Not according to many broadband customers and security experts.
Security experts and Internet users are becoming increasingly vocal about their concerns that high-speed Internet providers are not doing enough to ensure the data security of home users.
"It's been two months (since I notified my provider of three potential attacks)," wrote a Santa Clara, Calif.-based Web production manager to ZDNet News Talkback. "And I still haven't heard from (them). I'm not overly concerned about prosecuting hackers ... but I do care about my own privacy and the security of my system."
In the wake of the recent denial-of-service attacks against eight major Web sites, including ZDNet (NYSE: ZDZ - news), personal security has become less of an add-on and more of a must-have feature for Internet surfers. (See: Has your PC been hijacked?)
Customer security low priority
Unfortunately, while high-speed Internet providers are intent on
making their networks secure, they frequently overlook the security
of their customers, said Jeremy Rauch, manager of vulnerability
content and co-founder of security information site
Security-Focus.com.
"Broadband ISPs don't seem to be doing a lot on the problem right now," he said. "They don't seem to be going out of their way to educate customers about the problem."
A recent example: Two months ago, said Rauch, Usenet newsgroups were ready to give the @Home Internet service the "death penalty" -- blocking any user from the @Home domain from posting to newsgroups.

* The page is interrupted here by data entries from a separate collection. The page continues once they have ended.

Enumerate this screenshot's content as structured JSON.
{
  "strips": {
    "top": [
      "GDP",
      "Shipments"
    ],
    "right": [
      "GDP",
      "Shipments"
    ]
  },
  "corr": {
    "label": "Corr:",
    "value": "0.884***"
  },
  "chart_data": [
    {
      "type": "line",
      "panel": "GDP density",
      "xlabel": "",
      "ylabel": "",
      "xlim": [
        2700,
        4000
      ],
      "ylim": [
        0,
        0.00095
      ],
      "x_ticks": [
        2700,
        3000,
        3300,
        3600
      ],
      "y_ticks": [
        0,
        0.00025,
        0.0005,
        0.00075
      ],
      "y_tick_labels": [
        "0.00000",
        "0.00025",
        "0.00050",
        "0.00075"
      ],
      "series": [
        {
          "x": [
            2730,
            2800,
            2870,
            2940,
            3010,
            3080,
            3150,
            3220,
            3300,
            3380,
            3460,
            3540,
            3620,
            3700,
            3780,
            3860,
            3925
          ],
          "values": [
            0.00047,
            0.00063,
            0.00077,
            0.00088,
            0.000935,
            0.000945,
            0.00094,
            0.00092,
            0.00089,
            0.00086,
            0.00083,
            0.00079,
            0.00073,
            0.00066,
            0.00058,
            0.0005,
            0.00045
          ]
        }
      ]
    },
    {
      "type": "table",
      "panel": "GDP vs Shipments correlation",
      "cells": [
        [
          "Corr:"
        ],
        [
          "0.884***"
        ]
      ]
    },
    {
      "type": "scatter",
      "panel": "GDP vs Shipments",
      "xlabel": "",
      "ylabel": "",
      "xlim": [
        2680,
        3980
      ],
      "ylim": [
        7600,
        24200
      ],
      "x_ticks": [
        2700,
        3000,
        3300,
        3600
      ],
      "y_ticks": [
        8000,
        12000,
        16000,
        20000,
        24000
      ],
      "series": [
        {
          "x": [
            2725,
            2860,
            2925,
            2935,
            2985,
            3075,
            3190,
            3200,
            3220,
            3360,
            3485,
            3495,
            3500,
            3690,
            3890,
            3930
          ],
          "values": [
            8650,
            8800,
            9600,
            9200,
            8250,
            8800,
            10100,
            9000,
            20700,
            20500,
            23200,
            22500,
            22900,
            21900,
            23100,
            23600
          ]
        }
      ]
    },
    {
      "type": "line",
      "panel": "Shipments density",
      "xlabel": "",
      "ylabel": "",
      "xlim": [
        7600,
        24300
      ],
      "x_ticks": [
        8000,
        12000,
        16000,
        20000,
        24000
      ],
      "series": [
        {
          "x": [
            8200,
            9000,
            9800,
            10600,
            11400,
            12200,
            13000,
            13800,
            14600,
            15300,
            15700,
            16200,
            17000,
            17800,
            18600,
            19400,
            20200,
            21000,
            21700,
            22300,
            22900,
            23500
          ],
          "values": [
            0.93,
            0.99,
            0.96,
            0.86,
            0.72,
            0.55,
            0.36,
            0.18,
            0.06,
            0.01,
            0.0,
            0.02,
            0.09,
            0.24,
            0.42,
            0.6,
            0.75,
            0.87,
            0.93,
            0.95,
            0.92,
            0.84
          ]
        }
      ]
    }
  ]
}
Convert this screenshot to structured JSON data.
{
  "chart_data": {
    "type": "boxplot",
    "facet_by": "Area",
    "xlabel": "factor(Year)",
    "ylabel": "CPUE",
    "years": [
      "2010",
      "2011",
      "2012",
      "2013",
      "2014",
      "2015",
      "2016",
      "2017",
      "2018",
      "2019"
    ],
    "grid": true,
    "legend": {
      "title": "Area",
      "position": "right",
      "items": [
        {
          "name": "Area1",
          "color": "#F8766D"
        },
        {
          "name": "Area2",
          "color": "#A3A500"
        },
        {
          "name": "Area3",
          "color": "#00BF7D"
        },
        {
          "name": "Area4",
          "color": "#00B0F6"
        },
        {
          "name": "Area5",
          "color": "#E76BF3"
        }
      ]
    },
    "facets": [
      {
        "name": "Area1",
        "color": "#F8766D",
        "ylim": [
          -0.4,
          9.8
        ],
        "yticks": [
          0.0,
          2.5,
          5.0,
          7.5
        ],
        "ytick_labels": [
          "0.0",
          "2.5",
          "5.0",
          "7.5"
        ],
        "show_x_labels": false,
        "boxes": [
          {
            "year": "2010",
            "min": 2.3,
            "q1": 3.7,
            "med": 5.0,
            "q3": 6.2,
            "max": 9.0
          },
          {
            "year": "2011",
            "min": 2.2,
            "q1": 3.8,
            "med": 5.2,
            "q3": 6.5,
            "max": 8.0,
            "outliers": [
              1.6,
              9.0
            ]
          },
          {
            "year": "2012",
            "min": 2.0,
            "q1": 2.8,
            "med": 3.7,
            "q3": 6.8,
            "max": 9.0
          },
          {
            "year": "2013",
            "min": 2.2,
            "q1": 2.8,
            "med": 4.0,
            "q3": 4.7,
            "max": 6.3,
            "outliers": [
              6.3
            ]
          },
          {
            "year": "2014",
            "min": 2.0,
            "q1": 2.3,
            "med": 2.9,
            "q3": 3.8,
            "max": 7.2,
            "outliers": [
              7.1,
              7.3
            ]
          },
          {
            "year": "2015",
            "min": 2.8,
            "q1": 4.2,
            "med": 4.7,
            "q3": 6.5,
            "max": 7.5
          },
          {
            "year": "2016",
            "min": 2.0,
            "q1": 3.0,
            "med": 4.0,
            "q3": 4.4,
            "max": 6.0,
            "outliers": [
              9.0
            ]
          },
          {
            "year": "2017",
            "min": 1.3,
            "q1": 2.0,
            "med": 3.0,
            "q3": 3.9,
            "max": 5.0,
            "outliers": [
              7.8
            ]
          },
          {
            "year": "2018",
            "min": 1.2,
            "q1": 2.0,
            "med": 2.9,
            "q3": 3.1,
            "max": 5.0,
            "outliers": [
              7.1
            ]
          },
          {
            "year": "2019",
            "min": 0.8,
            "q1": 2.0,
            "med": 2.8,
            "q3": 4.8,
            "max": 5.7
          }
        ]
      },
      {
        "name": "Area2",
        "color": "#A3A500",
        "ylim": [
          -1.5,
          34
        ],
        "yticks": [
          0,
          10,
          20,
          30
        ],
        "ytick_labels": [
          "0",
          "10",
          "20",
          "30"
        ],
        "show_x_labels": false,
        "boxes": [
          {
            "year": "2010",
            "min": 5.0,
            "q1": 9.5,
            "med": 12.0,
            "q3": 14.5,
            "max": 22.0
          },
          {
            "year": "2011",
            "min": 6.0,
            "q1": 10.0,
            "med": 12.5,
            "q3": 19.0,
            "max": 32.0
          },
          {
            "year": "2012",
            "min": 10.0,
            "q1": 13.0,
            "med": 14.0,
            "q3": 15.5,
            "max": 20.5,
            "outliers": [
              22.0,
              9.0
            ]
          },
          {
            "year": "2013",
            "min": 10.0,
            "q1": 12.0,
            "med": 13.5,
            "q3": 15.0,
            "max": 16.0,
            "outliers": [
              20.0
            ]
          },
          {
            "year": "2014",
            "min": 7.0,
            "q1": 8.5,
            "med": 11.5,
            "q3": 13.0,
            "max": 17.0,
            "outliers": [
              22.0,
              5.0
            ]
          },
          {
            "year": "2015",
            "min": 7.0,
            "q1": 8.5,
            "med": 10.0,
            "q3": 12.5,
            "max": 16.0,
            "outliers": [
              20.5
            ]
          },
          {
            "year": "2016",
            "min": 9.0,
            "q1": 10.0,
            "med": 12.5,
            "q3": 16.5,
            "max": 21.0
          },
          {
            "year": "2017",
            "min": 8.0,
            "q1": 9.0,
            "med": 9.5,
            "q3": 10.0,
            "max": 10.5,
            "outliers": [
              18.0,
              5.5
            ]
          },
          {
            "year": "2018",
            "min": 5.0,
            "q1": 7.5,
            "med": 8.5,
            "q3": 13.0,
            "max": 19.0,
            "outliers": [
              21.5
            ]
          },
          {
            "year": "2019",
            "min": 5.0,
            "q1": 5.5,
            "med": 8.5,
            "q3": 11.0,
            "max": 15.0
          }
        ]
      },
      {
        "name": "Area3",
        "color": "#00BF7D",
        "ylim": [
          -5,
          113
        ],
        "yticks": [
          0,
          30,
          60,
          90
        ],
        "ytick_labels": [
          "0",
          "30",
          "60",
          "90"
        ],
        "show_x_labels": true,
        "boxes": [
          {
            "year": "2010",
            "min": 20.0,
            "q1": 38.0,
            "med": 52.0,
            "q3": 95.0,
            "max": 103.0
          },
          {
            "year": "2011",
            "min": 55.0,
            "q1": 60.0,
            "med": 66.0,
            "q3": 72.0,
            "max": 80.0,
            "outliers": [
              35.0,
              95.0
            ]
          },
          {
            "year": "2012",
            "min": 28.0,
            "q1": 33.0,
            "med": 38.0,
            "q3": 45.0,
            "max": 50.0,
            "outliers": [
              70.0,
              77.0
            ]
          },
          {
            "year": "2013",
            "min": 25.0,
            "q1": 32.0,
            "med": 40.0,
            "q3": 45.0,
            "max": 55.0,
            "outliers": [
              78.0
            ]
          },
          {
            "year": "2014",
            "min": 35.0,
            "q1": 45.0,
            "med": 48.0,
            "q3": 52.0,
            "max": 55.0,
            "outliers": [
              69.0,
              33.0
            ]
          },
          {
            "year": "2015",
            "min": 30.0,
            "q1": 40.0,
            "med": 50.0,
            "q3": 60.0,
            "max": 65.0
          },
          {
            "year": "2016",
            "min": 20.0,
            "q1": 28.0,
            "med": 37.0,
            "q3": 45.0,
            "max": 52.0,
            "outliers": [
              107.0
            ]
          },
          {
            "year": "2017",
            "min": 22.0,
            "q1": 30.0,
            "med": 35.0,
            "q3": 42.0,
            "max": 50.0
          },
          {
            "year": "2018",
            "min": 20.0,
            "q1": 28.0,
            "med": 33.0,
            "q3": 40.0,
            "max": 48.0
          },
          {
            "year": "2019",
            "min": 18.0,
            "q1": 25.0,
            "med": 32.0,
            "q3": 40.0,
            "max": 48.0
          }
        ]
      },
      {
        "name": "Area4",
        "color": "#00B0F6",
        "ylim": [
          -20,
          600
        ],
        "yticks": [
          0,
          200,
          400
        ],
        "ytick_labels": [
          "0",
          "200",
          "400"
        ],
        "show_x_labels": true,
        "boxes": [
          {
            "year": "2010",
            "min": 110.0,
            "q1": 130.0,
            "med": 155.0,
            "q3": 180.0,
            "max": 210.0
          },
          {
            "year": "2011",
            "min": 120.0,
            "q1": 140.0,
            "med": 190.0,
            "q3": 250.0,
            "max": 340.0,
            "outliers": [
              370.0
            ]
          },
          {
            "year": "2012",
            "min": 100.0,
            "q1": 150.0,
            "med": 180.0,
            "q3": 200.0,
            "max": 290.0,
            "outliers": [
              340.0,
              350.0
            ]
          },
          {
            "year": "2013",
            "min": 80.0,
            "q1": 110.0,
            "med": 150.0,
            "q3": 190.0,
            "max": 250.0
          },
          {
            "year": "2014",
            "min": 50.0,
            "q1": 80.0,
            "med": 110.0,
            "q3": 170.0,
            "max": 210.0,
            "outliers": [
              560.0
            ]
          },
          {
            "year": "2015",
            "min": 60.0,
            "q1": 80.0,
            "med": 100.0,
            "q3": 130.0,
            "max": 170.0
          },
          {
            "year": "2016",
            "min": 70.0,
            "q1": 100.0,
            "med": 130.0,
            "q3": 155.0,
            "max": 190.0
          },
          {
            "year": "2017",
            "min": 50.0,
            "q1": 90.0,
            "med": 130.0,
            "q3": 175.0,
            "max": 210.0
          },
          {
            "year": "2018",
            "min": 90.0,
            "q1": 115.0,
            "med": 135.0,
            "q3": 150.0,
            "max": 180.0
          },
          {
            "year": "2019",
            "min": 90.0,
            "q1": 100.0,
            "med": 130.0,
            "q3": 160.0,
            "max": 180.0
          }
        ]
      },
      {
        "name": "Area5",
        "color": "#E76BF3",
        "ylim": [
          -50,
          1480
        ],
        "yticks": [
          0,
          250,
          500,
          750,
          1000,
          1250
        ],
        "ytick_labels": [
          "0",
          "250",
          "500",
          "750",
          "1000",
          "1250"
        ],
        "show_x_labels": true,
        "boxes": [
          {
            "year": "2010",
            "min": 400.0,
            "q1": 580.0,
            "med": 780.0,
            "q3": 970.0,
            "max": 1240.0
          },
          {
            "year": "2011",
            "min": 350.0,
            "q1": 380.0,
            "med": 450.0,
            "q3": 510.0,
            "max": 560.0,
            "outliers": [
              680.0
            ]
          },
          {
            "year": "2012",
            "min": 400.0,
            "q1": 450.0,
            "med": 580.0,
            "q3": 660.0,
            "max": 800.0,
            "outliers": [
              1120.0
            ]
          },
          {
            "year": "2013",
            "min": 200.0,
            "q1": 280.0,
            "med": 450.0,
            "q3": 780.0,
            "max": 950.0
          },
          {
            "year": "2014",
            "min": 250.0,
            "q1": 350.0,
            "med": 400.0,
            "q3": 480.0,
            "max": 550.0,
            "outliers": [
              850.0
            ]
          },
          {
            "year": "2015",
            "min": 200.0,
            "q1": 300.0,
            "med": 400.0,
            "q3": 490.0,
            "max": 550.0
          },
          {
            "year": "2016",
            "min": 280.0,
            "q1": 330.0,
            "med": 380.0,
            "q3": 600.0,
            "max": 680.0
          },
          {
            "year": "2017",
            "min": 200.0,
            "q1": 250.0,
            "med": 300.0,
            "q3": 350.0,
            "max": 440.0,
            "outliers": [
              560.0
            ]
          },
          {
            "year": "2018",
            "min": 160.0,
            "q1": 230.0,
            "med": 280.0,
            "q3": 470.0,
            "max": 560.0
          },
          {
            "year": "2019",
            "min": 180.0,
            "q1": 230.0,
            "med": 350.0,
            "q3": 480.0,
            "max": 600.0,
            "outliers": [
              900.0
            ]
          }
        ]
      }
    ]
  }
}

The reason? Spammers were sending e-mail out to the Internet using @Home customers' computers to camouflage the source. If the ISP had helped its users correctly configure their computers, the problem never would have happened, said Rauch.
Yet, providers insist that they are taking customers' security seriously.
'Eyes and ears open'
@Home has learned from its checkered past, said Jacqueline Russo,
spokeswoman for Excite@Home (Nasdaq: ATHM - news), and now has
become more vigilant, adding a security page to its services
sponsored by security software maker McAfee. "We are constantly
keeping our eyes and ears open," she said.
Another problem for providers: Personal firewall programs have become quite popular with users. Many of those programs warn users of every little ping and port request, resulting in paranoid users who always think their PCs are under attack.
"These programs have taken off in the past six to eight weeks as more people are going out and looking for security," said Curtis Benton, network operations manager for Internet-over-DSL provider Flashcom Communications Inc. "Yet, people get too concerned over security sometimes, and they become convinced that anything attempting to contact their computer is coming from a malicious personality."
The result is a flood of e-mail to providers that is as debilitating as the denial-of-service attacks that hit the Web Feb. 7-9.
'A stack of complaints'
"We have an abuse coordinator that has a stack of complaints that
he has to determine whether are a serious threat or not," explained
a system administrator for Road Runner, Time Warner Inc.'s high-speed
Internet service, who asked to remain anonymous. "It would be hard to
respond to every single complaint, especially when people are sending
us their BlackICE logs and the like every day, and we have thousands
of users."
In the week following the attacks on major Web sites, personal firewall maker Network ICE Inc. has seen requests for its product, called BlackICE, skyrocket by 30 percent to 50 percent. Rival Zone Labs, maker of a free firewall called ZoneAlarm, has seen 400,000 downloads of its program in the past week.
Greg Gilliom, CEO of Network ICE, admits that personal firewalls can generate a lot of alarms. "The problem (for providers) is that they don't have time to deal with every knock on a customer's door by script kiddies," he said. The next version of BlackICE will not explicitly tell users when it has blocked an attempt to access their PC, though it will log the incident.
Gilliom also stressed that broadband providers are getting better about integrating their customers' security with their own. "We are in discussion with several ISPs that are thinking about rolling out a security service," he said. "They can charge the end user $3 to $5. Later, as everyone starts doing security, it will just become part of the service."
Security: Let the user decide?
That will let Internet providers tailor security to the needs of
the user, said Shawn Dainas, spokesman for Pacific Bell Internet
Services.
"Consumer have to decide if they need more security themselves," he said. "Just like in the real world, different people have different security needs -- some may want to have a state-of-the-art security system, others may just need a dog."
In the meantime, users should not wait for the broadband providers to come to them, stressed David Davidson, a software engineer from Omaha, Neb., in a post to ZDNet News Talkback.
"(Don't) take your security for granted," he wrote. "Learn and protect yourself."